The disarray in Russia complicates nuclear assessments, and here, again, what was fascinating was how much Sullivan said the intelligence community doesn’t know about the June 24 revolt by Wagner militia leader Yevgeniy Prigozhin. “We don’t know exactly where Prigozhin is. We know he’s moving around. So, he’s not holed up somewhere. He’s at liberty so far as we know. Why, under what conditions, based on what assurances — that’s all a mystery to us,” he said.

The bottom line of the Prigozhin affair, Sullivan said, is that Russian President Vladimir Putin “is clearly not coming out of this thing stronger.” The fact that Putin quelled what he called an “armed mutiny” with a negotiated compromise indicates weakness in his command and control. Sullivan listed some puzzles for Putin: “How far beyond Prigozhin did this go? How much of the underlying drivers of Prigozhin’s conduct remain embedded in other parts of the Russian security apparatus?”

The Prigozhin affair hasn’t yet had a “substantial impact” on Russian forces inside Ukraine, Sullivan said. But he noted that it does seem to have rattled China, Putin’s most important supporter.

Beijing “has been repeatedly surprised by events,” Sullivan said. “They misjudged the scope of Russia’s initial invasion, they didn’t expect the relatively poor quality and capacity of the Russian forces” and now “they were surprised by the events relative to Prigozhin.” Beijing keep encountering unexpected events on the “downside.”

Putin’s shaky handling of the Prigozhin affair “probably … strengthened the hands of those [in Beijing] who say, ‘Let’s end this war sooner, or help get this war over sooner,’” Sullivan explained.

Sullivan conceded that Ukraine’s counteroffensive has been “hard going” and that “Russian defense in depth has been considerable” in terms of men, mines and munitions. But he cautioned that the Ukrainians haven’t yet deployed the bulk of their forces. They’re “probing the chess game” of this battlefield and testing points of Russian weakness that might allow a rapid advance by the maneuver forces NATO allies have supplied over the past year. Thanks to U.S. shipment of cluster bombs, Ukraine will have enough ammunition for this waiting game and a “wider window” for success, he said.

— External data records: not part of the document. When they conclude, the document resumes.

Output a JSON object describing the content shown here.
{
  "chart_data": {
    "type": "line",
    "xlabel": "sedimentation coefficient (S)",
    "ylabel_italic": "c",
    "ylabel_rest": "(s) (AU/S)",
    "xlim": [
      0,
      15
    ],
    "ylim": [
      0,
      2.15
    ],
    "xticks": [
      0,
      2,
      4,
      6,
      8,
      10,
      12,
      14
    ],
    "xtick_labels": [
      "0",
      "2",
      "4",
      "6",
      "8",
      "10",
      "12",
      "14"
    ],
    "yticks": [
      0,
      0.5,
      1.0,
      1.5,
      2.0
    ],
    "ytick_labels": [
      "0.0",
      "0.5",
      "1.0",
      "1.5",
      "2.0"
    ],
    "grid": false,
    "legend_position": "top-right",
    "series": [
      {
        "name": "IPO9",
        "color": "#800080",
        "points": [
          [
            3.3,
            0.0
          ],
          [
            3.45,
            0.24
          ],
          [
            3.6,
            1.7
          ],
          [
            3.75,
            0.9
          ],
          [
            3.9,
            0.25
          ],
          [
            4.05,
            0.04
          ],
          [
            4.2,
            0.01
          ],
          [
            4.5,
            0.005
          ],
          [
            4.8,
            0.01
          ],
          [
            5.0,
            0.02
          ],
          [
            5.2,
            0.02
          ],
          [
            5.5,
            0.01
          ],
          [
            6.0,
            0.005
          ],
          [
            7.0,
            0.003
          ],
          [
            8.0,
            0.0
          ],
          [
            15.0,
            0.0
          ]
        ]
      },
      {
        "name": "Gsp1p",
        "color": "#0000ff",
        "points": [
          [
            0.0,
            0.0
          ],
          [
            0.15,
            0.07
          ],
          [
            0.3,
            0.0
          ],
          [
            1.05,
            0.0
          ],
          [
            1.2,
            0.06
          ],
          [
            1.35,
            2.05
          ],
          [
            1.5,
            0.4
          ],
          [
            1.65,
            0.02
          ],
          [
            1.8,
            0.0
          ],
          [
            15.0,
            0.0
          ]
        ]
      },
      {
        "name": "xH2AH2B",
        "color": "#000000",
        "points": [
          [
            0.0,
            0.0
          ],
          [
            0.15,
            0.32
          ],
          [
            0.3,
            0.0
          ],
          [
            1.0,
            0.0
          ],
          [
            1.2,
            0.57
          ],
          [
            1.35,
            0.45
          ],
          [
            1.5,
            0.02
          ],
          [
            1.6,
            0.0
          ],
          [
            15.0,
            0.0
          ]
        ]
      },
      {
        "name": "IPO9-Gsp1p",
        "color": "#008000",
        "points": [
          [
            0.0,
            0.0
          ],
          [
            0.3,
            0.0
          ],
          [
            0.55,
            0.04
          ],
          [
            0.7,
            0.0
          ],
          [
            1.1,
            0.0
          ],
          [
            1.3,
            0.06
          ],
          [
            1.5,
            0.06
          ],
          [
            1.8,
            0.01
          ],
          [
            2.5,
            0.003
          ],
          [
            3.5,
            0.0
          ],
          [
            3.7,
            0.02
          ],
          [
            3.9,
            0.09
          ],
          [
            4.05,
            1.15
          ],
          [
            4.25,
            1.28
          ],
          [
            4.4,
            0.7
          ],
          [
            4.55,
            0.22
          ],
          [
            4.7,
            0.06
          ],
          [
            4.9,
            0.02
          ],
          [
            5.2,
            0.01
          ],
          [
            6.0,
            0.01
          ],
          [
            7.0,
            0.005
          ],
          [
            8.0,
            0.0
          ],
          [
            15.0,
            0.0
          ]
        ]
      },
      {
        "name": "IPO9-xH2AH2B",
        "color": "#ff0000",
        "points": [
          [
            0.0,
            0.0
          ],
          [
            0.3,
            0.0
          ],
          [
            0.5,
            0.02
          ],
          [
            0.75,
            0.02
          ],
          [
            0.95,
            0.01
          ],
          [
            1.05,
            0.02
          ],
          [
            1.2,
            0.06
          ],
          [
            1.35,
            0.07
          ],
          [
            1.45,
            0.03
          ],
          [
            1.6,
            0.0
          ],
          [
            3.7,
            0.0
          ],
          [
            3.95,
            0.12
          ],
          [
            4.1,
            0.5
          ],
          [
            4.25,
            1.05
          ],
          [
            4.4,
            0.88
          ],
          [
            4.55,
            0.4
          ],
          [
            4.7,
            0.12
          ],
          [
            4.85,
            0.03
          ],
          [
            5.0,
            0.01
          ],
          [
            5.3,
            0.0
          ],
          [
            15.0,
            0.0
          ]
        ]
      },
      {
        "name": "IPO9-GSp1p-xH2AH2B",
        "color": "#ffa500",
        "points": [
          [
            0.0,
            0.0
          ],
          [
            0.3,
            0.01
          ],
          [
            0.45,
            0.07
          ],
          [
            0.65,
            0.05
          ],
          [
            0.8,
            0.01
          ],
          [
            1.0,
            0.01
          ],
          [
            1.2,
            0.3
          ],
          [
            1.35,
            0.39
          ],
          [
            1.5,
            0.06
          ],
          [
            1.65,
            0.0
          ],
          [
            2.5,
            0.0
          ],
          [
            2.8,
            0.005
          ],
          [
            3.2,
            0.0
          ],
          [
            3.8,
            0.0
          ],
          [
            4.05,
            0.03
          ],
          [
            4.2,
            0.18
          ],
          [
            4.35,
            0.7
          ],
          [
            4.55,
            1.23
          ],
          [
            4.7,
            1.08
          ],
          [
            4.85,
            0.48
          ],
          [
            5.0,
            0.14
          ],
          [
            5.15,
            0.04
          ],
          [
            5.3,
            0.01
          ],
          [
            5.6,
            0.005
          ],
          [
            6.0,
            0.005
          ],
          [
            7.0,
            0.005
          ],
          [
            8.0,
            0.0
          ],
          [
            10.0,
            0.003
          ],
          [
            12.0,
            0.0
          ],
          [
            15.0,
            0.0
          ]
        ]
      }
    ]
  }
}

Sullivan, preternaturally young for a national security adviser, spoke in what’s known as the “Secretary of War Suite” in the Eisenhower Executive Office Building, decorated with portraits of venerable strategists who once occupied this space, such as Henry Stimson in World War II. Many of them faced the same question that weighs on Sullivan now: How to achieve victory in war when the parameters are uncertain and some of the risks cannot be known.